Hati Buatan Tuhan

Aghnia Mega Safira 28 Juni 2015

Hati Buatan Tuhan

Sebelum memulai bercerita mengenai kekuatan luar biasa banyak hati buatan Tuhan ini, ijinkan aku bercerita mengenai sekolah dimana aku diberi amanah untuk mengajar setahun ke depan. Sekolah ini adalah SD N Tambora, Dusun Tambora, Desa Oi Bura, Kecamatan Tambora, Kabupaten Bima. SD yang hanya memiliki tiga ruang kelas ini ada di ketinggian kurang lebih 700 mdpl, di dusun paling atas Jalur Pendakian Kebun Kopi Gunung Tambora. Untuk mencapai sekolah dari kabupaten Bima diperlukan dua moda transportasi: bus umum selama 6-7 jam dan ojek motor untuk naik ke kaki gunung selama 1 jam.

Saat mendapat kabar aku akan tinggal kampung bawah, 1 jam jalan kaki dari sekolah, hatiku sedikit guncang karena syok. Saat pergi untuk pertama kali ke desa, aku menumpang pick up milik Pak Kades. Di atas pick up yang diguncang medan berat jalan setapak, hatiku ikut pula guncang. Aku yang tidak memiliki tubuh dan kebiasaan berjalan yang ideal harus naik turun gunung setiap hari, total 2 jam, dengan medan naik turun pula!

Hari selanjutnya di desa, aku diajak berkeliling desa ke kampung-kampung sebelah, tempat dimana guru-guru tinggal, menggunakan sepeda motor. Pikiran pertamaku tentu saja lega. Aku sudah biasa naik motor saat kuliah, medan seperti ini tak jadi masalah.

Di luar dugaan, aku hampir jatuh berulangkali. Ban selip karena pasir dan tanah kering sudah tak terhitung frekuensinya. Ada kalanya aku harus turun berjalan kaki dan membiarkan senior PM atau murid yang menemani membawa motor melewati tanjakan karena aku sendiri tak berani.

Gila, pikirku. Setiap hari guru-guru harus melewati medan ini untuk berangkat sekolah, selama setengah hingga satu jam. Sementara semua guru di sekolahku adalah guru sukarela yang digaji dari dana BOS, jumlahnya bahkan hampir tidak menutup bea transportasi. Aku pernah bertanya pada seorang guru, beliau ini selain mengajar juga aktif di berbagai forum pengembangan profesi guru. "Pak, apa sih sebenarnya yang membuat Bapak bertahan mengajar di atas (Atas adalah sebutan kami untuk SDN Tambora, yang berada di paling atas gunung dibanding SD lain di desa) ?" tanyaku saat ia sedikit curhat mengenai medan dan banyak tuntutan hidup yang notabene tidak bisa tercukupi hanya dengan mengharapkan gaji dari sekolah, serta berbagai tawaran pekerjaan lain yang bisa dikatakan lebih menjanjikan.

"Yah selain karena anak-anak, ini kampungku, bu!

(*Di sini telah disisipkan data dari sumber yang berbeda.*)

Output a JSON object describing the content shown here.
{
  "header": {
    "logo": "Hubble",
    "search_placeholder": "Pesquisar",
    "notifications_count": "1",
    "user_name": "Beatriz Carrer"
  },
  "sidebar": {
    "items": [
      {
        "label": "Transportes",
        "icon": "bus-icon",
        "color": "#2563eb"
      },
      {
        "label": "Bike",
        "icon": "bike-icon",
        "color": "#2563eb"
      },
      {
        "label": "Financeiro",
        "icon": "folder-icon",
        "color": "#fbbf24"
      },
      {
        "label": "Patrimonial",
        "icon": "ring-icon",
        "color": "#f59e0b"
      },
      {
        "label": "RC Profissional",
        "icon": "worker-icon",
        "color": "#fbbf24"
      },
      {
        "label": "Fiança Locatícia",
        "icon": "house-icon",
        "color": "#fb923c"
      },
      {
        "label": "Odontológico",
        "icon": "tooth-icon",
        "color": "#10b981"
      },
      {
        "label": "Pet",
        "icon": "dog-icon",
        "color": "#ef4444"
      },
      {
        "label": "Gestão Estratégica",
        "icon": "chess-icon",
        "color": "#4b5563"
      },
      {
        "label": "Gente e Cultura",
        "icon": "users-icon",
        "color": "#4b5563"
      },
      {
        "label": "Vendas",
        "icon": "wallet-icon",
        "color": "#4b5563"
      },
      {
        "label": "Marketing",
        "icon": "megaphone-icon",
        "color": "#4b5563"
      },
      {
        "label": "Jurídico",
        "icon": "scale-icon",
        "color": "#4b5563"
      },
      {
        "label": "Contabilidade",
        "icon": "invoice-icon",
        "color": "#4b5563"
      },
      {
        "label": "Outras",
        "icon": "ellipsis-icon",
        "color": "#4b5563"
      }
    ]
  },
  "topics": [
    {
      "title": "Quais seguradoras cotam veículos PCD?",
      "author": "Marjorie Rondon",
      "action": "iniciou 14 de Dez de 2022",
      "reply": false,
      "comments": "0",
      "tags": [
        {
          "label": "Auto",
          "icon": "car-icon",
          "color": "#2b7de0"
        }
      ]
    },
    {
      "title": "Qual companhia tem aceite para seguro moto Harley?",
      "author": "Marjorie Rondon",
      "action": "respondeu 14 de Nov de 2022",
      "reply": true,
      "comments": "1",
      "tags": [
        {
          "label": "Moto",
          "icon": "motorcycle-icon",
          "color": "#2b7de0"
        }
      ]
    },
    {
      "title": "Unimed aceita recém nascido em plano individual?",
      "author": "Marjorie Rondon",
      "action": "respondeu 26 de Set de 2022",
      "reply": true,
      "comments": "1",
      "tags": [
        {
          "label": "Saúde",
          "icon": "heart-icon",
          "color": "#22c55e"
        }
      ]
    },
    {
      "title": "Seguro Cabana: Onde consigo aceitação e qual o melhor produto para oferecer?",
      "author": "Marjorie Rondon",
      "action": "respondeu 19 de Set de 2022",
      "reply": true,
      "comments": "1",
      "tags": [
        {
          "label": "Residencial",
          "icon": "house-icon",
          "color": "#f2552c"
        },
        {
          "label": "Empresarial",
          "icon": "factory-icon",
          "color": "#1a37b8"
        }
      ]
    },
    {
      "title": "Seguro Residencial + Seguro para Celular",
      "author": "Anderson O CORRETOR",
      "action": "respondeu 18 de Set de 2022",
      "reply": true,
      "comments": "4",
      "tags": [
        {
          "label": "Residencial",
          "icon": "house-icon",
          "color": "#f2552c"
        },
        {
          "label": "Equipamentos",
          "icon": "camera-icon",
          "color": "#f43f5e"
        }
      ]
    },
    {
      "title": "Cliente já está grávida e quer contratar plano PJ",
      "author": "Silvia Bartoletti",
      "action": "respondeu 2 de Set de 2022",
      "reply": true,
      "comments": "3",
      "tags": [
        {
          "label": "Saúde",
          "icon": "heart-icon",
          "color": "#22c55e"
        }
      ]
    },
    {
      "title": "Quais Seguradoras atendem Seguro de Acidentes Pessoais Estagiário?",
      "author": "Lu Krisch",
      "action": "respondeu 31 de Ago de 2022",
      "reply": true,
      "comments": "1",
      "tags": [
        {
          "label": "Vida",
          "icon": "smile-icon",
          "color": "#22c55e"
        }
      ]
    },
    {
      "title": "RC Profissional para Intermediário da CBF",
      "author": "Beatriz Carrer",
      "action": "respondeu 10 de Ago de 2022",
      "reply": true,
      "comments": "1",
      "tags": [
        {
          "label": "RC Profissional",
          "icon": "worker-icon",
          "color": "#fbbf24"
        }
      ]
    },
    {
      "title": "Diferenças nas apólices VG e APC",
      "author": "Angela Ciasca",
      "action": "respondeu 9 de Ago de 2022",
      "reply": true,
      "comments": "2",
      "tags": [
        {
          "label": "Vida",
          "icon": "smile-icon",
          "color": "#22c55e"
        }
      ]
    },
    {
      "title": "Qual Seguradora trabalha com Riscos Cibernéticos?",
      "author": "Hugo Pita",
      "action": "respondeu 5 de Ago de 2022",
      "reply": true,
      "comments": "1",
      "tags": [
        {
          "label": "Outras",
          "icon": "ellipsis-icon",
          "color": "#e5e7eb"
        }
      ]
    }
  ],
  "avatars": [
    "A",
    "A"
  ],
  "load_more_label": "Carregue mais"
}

Aku pernah sekolah di sekolah itu, aku dulu SD di situ!" tandas beliau. Jujur, hatiku bergetar mendengarnya.

Kalau ada yang boleh dibilang lebih gila dari semangat para guru sukarela, adalah semangat anak-anak siswa. Siswa-siswa di sekolah berasal dari 3 kampung yang ada di Dusun Tambora. Untuk pergi sekolah setiap harinya, mereka harus mendaki dan menuruni bukit melalui jalan setapak. Kampung terdekat berjarak 45 menit jalan kaki dan kampung terjauh bisa ditempuh selama 1 jam jalan kaki.

Anak-anak ini menapaki jalanan begini setiap hari. Betul-betul setiap hari sekolah. Terkadang, karena alasan tuntutan kebutuhan hidup, para guru sukarela atau honorer ini tidak naik ke sekolah. Terkadang, di sekolah sama sekali tidak ada guru. Anak-anak tak jarang harus pulang dengan tangan kosong. Namun rupanya hal ini tak cukup kuat untuk patahkan semangat mereka. Esok pagi mereka tetap berjalan beramai-ramai, naik turun bukit, menyusuri hutan dan kebun kopi di kanan kiri untuk berangkat ke sekolah.

Ada tangan Tuhan yang mengatur mengapa aku yang bukan anak gunung ada di tempat ini. Namun jauh sebelum itu, ada banyak hati buatan Tuhan yang begitu kuat dan penuh semangat di tempat ini, dan kekuatannya akan terus bertahan lebih dari masa pengabdianku yang hanya setahun lamanya.